Variational Neural Annealing
Mohamed Hibat-Allah, Estelle M. Inack, Roeland Wiersema, Roger G. Melko, Juan Carrasquilla
TL;DR
The paper tackles NP-hard optimization problems by reframing them as ground-state searches of Ising Hamiltonians. It proposes variational neural annealing, integrating autoregressive RNNS with variational principles to anneal either a classical distribution p_lambda (VCA) or a quantum wavefunction |Psi_lambda> (VQA) while progressively lowering fluctuations. Across random 1D chains, the Edwards-Anderson model, and fully-connected spin glasses (SK and WPE), VCA generally outperforms SA, SQA, and even VQA, especially for long annealing, aided by exact autoregressive sampling that enables efficient entropy and gradient estimation.

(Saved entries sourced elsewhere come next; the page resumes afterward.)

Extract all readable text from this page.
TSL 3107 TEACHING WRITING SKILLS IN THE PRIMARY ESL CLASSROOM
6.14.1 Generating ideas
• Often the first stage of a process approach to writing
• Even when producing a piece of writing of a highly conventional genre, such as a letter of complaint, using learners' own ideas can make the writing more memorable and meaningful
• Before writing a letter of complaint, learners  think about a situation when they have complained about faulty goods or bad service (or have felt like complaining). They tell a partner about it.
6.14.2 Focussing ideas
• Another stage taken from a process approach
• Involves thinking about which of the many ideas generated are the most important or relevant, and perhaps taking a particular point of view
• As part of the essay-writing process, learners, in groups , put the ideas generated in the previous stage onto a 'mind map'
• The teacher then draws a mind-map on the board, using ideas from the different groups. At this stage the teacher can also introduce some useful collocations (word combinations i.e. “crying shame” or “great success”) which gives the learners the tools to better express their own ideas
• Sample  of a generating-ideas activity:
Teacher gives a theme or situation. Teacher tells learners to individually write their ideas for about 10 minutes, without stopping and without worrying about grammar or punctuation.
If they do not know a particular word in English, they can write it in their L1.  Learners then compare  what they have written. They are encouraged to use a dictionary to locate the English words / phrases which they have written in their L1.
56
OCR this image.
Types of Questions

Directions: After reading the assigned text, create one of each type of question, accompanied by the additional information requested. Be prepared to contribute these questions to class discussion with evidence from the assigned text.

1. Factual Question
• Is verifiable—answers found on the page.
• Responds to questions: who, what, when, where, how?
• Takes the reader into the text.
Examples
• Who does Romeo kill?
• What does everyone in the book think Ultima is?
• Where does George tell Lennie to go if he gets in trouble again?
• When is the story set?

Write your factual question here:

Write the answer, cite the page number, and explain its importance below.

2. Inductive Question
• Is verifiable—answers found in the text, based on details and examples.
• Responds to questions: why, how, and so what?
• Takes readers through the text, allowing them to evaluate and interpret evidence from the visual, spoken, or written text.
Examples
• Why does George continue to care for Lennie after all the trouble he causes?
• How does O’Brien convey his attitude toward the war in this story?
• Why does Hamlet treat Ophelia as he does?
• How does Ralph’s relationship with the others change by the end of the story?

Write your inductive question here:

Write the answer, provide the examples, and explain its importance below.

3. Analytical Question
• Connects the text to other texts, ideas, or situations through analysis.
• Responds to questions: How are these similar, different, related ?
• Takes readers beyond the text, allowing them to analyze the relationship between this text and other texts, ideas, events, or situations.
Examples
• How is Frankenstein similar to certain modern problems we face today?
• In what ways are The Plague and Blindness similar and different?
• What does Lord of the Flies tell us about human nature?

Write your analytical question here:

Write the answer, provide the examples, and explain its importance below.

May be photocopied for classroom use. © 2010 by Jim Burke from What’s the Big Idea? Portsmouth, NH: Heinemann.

The approach highlights architecture-aware optimization paths, with potential extensions via reinforcement learning to tune schedules and problem-specific models for scalable optimization on rough landscapes.
Abstract
Many important challenges in science and technology can be cast as optimization problems. When viewed in a statistical physics framework, these can be tackled by simulated annealing, where a gradual cooling procedure helps search for groundstate solutions of a target Hamiltonian. While powerful, simulated annealing is known to have prohibitively slow sampling dynamics when the optimization landscape is rough or glassy. Here we show that by generalizing the target distribution with a parameterized model, an analogous annealing framework based on the variational principle can be used to search for groundstate solutions. Modern autoregressive models such as recurrent neural networks provide ideal parameterizations since they can be exactly sampled without slow dynamics even when the model encodes a rough landscape. We implement this procedure in the classical and quantum settings on several prototypical spin glass Hamiltonians, and find that it significantly outperforms traditional simulated annealing in the asymptotic limit, illustrating the potential power of this yet unexplored route to optimization.